Internet-Plattform: Die scharfe "Camilla" war der Sekundarlehrer

Ein Extremfall von pornografischer Ausbeutung von Kindern kommt vor das Basler Strafgericht


Von Peter Knechtli


Ein ehemaliger Baselbieter Sekundarlehrer muss sich im April vor dem Basler Strafgericht verantworten: Er lebte auf Internet-Plattformen jahrelang seine pädophilen Neigungen an Buben – sogar an eigenen Schülern – aus, indem er sich als sexuell interessiertes gleichaltriges Mädchen ausgab und seine Opfer mit "heissen Fotos" köderte.

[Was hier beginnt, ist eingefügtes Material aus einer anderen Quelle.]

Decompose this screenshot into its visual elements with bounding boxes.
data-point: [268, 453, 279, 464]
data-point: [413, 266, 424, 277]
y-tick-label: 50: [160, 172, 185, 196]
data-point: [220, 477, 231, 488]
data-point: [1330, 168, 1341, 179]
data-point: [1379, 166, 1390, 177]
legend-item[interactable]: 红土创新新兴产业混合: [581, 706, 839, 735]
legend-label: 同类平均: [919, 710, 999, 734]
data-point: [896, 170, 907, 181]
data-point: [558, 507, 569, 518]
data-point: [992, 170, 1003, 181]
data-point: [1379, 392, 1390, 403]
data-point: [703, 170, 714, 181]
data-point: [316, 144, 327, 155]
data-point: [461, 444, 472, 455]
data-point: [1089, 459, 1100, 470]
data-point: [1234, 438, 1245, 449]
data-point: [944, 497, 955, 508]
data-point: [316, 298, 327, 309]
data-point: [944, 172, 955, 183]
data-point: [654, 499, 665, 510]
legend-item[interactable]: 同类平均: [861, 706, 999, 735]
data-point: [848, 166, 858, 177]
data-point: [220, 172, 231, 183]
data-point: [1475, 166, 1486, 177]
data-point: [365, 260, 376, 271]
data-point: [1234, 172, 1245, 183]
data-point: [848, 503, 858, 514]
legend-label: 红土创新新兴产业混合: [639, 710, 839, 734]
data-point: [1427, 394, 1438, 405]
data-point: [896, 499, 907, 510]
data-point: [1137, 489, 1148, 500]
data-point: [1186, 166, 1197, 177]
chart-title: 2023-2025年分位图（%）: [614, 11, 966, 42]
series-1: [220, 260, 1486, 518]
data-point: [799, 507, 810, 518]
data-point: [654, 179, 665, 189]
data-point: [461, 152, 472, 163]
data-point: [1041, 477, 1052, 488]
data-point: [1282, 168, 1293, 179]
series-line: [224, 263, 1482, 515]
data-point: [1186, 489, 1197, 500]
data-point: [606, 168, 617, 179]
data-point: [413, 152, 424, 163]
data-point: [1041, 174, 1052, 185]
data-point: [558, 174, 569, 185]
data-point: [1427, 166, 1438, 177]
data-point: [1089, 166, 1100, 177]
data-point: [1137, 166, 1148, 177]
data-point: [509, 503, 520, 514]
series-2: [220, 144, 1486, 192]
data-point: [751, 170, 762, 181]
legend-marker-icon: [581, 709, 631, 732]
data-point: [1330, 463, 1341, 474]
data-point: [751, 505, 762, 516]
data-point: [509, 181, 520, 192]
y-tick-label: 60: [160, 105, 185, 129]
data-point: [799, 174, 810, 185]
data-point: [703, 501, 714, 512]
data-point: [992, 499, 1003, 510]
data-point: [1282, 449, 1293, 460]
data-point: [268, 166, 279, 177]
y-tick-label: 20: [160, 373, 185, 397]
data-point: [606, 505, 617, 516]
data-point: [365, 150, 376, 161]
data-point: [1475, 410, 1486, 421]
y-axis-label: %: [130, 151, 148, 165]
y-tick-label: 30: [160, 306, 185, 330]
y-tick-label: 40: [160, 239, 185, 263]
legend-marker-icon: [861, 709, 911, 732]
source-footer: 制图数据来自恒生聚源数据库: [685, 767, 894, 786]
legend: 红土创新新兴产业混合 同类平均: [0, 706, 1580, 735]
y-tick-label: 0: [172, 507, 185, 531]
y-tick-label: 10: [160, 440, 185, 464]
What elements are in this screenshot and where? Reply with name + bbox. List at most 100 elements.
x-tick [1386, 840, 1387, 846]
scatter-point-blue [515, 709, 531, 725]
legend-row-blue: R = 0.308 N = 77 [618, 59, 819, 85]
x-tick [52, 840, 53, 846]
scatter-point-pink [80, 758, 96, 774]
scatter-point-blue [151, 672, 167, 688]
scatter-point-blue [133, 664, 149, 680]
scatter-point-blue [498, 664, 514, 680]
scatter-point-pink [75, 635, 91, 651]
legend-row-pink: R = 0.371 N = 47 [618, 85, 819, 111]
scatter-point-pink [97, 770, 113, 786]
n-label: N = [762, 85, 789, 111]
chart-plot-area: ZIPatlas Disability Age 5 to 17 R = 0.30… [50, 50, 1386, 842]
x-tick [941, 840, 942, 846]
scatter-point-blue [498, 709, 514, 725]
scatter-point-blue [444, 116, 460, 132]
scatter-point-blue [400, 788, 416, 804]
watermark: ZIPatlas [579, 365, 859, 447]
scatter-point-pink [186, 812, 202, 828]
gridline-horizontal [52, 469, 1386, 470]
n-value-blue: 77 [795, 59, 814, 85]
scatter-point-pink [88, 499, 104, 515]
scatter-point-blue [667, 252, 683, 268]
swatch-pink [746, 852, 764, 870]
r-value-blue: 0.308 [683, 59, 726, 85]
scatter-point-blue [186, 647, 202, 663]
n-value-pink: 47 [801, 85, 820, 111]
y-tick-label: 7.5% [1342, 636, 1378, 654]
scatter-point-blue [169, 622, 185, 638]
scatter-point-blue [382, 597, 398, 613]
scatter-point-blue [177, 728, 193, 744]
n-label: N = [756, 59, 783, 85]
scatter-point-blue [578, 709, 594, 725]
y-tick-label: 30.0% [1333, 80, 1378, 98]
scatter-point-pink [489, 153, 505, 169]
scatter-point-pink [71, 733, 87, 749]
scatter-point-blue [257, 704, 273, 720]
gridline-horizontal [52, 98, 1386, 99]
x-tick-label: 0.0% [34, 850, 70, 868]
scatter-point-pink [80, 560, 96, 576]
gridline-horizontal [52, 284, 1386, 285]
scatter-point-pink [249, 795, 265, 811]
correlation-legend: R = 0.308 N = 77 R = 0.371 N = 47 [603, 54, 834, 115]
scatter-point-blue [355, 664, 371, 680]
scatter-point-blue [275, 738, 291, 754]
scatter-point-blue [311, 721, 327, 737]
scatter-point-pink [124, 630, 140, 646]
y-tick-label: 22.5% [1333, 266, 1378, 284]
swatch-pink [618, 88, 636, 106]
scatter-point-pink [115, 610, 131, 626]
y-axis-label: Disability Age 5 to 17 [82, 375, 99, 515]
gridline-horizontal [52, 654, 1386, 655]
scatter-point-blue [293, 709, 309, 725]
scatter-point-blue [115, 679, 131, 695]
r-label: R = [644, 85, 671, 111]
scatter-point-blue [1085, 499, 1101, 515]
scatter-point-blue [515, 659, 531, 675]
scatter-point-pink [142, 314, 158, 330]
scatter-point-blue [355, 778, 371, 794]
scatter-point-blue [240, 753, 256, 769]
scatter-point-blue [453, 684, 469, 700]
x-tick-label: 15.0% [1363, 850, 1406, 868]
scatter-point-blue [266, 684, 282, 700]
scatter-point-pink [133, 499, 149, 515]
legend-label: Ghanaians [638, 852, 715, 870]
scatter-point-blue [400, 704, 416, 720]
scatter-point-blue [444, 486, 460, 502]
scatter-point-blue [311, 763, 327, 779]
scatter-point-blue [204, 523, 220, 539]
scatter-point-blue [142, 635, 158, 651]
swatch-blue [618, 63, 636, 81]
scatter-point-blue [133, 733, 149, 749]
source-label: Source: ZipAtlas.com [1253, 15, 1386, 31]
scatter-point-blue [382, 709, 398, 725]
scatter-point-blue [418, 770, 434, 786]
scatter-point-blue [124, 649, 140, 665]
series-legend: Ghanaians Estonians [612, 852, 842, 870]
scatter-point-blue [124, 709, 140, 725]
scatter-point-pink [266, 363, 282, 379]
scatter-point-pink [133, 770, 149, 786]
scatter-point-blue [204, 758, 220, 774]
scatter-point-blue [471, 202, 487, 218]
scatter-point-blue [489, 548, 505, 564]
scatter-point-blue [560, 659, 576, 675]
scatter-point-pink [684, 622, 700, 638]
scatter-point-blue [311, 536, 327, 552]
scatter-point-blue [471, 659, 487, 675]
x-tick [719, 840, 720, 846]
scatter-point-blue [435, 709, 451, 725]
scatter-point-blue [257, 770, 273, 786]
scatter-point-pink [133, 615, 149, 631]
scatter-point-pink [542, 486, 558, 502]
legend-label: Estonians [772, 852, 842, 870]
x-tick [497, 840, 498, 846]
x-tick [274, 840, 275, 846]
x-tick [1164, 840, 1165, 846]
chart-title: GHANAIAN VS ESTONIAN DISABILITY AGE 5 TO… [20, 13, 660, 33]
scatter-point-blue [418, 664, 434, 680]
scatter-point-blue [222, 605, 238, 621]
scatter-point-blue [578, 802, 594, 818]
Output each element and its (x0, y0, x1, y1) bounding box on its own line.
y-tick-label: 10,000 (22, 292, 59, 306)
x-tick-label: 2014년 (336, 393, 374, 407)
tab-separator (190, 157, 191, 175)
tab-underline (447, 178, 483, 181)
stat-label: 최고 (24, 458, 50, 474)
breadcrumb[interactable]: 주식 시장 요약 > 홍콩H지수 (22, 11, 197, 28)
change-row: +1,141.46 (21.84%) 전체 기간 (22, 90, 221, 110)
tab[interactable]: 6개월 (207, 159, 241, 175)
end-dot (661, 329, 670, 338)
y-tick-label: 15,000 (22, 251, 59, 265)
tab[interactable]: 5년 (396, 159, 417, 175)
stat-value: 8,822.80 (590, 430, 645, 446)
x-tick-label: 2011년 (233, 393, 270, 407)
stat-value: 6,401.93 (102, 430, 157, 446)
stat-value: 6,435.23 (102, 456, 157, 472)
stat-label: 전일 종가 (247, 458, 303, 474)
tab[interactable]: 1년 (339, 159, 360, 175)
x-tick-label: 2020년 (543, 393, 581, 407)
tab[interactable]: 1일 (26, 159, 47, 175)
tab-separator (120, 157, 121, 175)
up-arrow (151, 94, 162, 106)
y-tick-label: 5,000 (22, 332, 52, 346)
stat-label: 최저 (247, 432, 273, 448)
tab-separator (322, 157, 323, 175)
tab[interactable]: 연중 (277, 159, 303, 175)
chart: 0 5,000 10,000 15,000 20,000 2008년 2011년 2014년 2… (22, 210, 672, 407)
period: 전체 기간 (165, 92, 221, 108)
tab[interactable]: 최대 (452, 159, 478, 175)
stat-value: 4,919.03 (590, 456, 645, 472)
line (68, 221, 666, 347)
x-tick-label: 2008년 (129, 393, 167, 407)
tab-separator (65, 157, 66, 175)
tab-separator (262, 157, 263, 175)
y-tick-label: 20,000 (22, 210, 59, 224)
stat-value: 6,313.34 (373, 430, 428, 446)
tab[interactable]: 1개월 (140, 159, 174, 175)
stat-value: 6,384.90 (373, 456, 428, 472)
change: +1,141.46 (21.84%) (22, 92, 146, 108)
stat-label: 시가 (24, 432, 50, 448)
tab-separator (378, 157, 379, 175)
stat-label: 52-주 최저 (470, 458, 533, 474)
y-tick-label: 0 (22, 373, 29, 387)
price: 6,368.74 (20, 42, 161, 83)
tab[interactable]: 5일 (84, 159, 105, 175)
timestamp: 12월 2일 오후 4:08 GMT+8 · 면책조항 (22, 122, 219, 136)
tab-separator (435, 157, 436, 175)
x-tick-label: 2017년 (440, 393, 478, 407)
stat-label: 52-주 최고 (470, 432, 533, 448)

Ein ehemaliger Baselbieter Sekundarlehrer, der mittlerweile in Basel wohnt, muss sich im April vor dem Basler Strafgericht verantworten: Er lebte auf Internet-Plattformen jahrelang seine pädophilen Neigungen an Buben – sogar an eigenen Schülern – aus, indem er sich als sexuell interessiertes gleichaltriges Mädchen ausgab und seine Opfer mit "heissen Fotos" köderte.

Er trieb sein Spiel während elf Jahren

Bei dieser Anklage dürfte es sich um einen in der Schweiz bisher einmaligen Fall handeln. Nicht weniger als 246 Fälle von Kontakte mit Buben dokumentiert die Staatsanwaltschaft in ihrer Anklageschrift – darunter sieben Jugendliche unter 16 Jahren, die seine ihm anvertrauten Schüler waren. Dem Angeklagten, der als Lehrer in einer Baselbieter Vorortsgemeinde tätig war, werden sexuelle Handlungen mit Kindern, Nötigung und Pornografie vorgeworfen.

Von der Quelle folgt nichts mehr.